Figure: CPU vs GPU for the deployment of deep learning models

CPU and GPU in AI Model Training

AI model training entails executing intricate mathematical calculations on vast datasets. These calculations are commonly carried out using matrix operations and necessitate a substantial amount of processing capability. Though possible to perform these computations on a CPU, training an AI model using a GPU is typically much more expedient and efficient. Here are a few reasons why:

· Parallel processing: GPUs are designed to perform numerous operations in parallel, rendering them exceptionally suited for the matrix operations that are prevalent in AI model training.

· Specialized hardware: GPUs are designed exclusively for executing complex mathematical calculations, whereas CPUs are intended for more general-purpose computing tasks.

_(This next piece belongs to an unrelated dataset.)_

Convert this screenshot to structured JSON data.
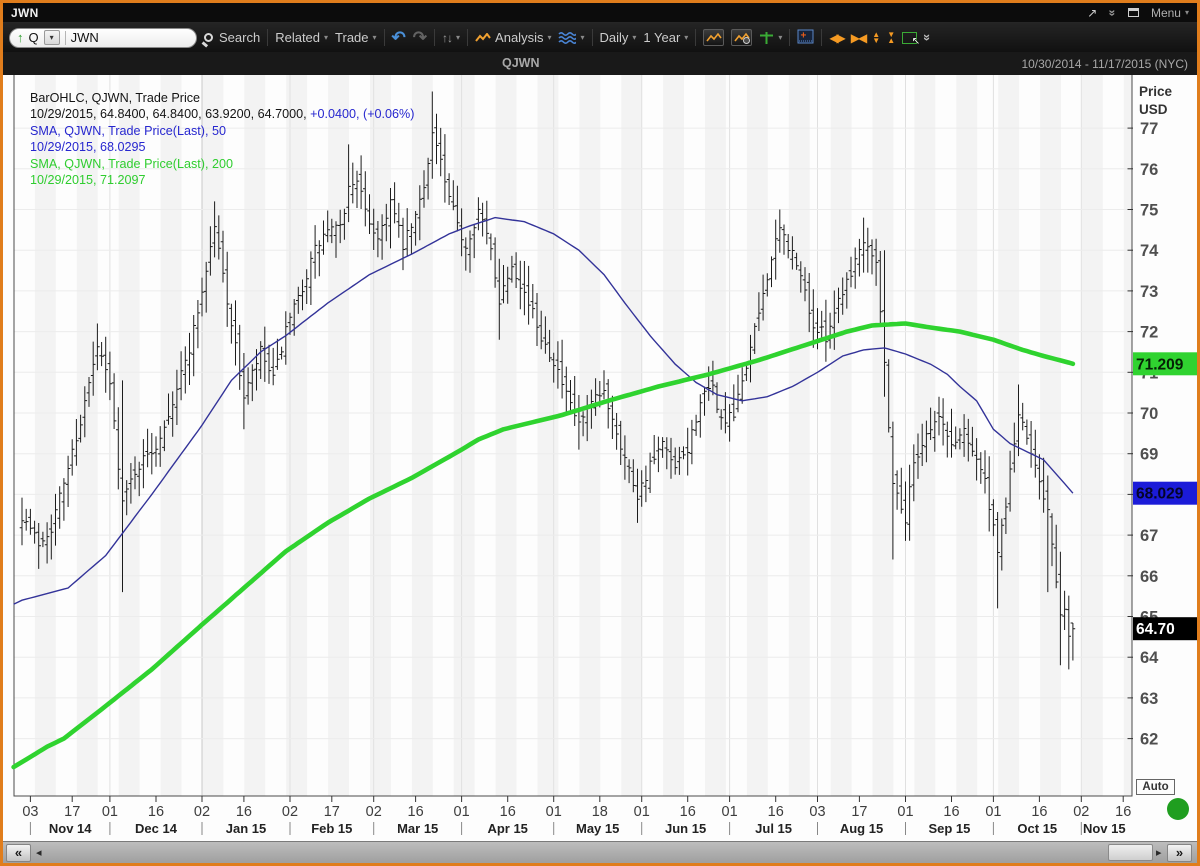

· Memory bandwidth: Training an AI model involves transferring copious amounts of data between the CPU and the GPU. GPUs have significantly higher memory bandwidth than CPUs, which implies that they can transfer data between the CPU and GPU much more swiftly.

The following picture compares a GPU cluster to a 5-node CPU cluster with 35 pods for all models in each framework.

Figure: CPU vs GPU for the deployment of deep learning models

The results indicate that GPU clusters consistently outperform CPU clusters in terms of throughput for all models and frameworks.

The Role of CPUs in AI Model

· Model Training: Standard machine learning models with fewer parameters than deep learning models can still achieve effective and cost-efficient results using CPUs. Here are some examples of such models:

- Linear regression: The number of parameters is equivalent to the sum of input variables plus one.

- Logistic regression: The number of parameters is equivalent to the sum of input variables plus one.

- Decision trees: The number of parameters is equal to the number of tree nodes.

- Support vector machines: The number of parameters is equivalent to the product of support vectors and the number of output categories.

Figure: Types of Machine Learning

· ML inference: 

For most ML inference requirements, CPUs are still the best option. 

Intel offers optimized versions of popular AI frameworks, in addition to a range of libraries and tools for end-to-end AI development, including inference, to complement the AI acceleration capabilities integrated into our hardware architectures.

Figure: Machine learning inference


How to optimise the CPU or MPU ML inference?

· For x86 SBCs:

The Intel® Distribution of OpenVINO™ toolkit enables practitioners to optimize, tune, and run comprehensive AI inference using an included model optimizer and runtime and development tools. It supports many of the popular AI frameworks including Tensorflow, ONNX, PyTorch, and Keras, and allows for deployment of applications across combinations of accelerators and environments including CPUs, GPUs, and VPUs, and from the edge to the cloud.

Furthermore, methods such as MKL DNN and NNPACK can be used to optimize CPU performance, just as TensorRT can be used to optimize GPU performance. 

Figure: OpenVINO


· For ARM SBCs:

The Arm NN SDK is a set of open-source Linux software tools that enables machine learning workloads on power-efficient devices. This inference engine provides a bridge between existing neural network frameworks and power-efficient Arm Cortex-A CPUs, Arm Mali GPUs and Ethos NPUs. It is designed to accelerate ML on Arm Cortex-A CPUs and Arm Mali GPUs.